Da geschah es mit ihr. Wenn man versuchte, zu beschützen, was man am meisten liebte, wuchs man über sich hinaus. Sie wurde zum Krieger, zur Amazone. Anna wusste nicht, wie es passierte. Vielleicht war es Schicksal, vielleicht einfach nur Glück. Plötzlich sah sie ihn vor sich liegen; den Außenspiegel des Busses. Wie konnte er so weit fortgeschleudert werden? Vielleicht war ja doch alles vorherbestimmt? Hob man den Blick, so verschwanden die Grenzen und einen hielten ohnehin nur die, die man sich setzte. Sie vergaß den Schmerz in ihrem Bein, ignorierte die Angst in ihren Knochen. Sie sprang auf die Füße und schnappte sich den Spiegel.

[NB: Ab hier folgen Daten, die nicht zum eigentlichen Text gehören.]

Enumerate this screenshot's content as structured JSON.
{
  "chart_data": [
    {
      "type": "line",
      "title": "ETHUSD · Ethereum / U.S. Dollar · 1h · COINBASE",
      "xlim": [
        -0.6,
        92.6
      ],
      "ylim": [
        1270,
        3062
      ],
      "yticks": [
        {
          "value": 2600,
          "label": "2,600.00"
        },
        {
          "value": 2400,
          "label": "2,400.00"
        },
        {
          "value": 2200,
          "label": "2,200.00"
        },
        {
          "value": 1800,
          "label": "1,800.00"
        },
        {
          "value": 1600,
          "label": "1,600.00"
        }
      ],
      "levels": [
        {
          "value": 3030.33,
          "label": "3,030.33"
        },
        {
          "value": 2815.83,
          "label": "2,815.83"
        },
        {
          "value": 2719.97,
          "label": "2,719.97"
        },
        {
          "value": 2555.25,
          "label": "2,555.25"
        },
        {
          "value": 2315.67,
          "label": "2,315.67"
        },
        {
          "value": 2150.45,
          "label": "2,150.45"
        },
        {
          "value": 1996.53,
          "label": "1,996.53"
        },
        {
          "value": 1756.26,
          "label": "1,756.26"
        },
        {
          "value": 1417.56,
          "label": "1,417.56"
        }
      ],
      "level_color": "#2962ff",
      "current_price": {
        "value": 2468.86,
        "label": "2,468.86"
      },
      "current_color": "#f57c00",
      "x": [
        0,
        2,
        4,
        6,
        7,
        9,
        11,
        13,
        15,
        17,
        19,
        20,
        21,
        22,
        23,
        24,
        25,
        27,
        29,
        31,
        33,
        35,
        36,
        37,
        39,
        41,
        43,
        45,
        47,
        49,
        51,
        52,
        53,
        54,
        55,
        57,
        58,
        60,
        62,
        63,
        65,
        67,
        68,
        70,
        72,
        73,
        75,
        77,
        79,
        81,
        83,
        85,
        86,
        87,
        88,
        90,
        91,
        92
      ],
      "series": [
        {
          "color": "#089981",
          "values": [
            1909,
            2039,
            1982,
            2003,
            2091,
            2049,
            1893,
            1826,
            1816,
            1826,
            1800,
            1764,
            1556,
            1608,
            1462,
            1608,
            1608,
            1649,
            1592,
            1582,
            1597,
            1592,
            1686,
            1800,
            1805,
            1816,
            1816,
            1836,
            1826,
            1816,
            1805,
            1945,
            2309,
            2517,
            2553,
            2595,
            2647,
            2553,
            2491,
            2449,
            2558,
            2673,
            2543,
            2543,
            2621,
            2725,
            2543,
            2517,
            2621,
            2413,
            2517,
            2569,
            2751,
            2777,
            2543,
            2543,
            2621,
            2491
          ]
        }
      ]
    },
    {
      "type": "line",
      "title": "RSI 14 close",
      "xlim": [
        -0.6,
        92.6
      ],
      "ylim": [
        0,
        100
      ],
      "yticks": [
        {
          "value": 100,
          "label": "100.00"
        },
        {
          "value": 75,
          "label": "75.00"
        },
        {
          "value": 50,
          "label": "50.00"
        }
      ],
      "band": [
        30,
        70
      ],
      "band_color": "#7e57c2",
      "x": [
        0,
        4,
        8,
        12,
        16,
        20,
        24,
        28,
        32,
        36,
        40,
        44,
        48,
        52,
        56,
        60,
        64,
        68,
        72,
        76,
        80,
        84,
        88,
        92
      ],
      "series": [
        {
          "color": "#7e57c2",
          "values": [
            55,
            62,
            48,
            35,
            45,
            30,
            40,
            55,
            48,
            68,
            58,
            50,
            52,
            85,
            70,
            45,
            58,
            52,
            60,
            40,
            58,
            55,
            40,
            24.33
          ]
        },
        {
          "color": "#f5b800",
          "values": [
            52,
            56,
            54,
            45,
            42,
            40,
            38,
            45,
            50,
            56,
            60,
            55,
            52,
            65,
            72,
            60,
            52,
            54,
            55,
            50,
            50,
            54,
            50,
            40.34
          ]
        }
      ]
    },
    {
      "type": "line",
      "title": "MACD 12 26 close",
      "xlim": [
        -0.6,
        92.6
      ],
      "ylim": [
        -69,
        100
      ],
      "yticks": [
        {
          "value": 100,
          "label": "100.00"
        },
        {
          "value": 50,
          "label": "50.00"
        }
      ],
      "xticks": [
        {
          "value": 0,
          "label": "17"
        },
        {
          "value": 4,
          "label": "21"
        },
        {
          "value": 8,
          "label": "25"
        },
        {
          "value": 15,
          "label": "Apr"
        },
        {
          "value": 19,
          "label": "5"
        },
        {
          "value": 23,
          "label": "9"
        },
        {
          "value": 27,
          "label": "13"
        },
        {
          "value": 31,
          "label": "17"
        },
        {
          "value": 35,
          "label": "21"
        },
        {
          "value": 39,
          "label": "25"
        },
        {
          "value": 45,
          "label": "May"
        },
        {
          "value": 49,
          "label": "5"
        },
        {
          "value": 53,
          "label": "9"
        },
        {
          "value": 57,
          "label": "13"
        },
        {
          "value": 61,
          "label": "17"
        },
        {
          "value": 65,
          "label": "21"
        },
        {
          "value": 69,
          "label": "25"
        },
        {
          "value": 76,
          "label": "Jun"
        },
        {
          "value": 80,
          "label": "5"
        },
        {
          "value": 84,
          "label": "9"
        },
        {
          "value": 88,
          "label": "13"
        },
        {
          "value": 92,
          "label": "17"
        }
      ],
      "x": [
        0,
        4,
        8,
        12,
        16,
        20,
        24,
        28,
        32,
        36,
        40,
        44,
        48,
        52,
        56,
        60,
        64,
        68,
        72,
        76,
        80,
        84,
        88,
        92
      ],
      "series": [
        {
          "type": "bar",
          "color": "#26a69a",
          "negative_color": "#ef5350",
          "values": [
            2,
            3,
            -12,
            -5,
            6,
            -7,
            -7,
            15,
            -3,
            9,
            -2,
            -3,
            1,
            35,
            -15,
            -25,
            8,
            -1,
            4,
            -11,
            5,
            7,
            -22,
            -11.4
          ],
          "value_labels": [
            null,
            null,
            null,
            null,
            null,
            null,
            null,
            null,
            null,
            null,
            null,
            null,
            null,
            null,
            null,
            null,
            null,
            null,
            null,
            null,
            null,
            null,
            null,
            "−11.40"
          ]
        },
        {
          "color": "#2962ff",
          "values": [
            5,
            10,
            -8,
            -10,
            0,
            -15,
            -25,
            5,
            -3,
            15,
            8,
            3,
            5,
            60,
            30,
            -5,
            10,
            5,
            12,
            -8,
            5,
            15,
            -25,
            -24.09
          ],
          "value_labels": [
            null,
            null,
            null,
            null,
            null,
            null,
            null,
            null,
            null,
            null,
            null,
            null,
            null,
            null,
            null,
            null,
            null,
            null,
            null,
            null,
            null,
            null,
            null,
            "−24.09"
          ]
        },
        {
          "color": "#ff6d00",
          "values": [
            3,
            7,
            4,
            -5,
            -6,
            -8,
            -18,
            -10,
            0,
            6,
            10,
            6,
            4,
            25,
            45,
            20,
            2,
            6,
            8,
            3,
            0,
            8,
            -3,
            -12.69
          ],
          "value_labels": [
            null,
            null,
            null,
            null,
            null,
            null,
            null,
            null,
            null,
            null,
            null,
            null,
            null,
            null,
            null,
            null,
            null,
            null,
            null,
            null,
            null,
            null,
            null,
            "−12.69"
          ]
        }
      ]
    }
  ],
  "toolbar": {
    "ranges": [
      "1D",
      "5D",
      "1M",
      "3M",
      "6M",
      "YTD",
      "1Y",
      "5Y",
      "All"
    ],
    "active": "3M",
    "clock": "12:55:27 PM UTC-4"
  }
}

Sebastians Augen weiteten sich, als er sah, was sie vorhatte. Höchstens ein Atemzug trennte ihn noch von dem tödlichen Fluch.
Mit letzter Kraft warf sich Anna vor ihn, bereit, für ihn zu sterben. Der Fluch traf genau auf die blanke Front. Er prallte ab und rauschte dieses Mal schnell wie ein Wirbelwind zurück auf Kira zu. Sie sackte leblos am Boden zusammen.
»Du hast mich vergessen, Honey«, keuchte Anna.
Sebastian fiel auf die Knie, befreit von dem Lähmungszauber.
Anna japste nach Luft und legte sich erschöpft und mit geschlossenen Lidern auf den Waldboden.
»Du hast mir das Leben gerettet«, hörte sie ihren Halbgott sagen.
»Unentschieden.« Sie grinste, obwohl sie viel lieber geweint hätte.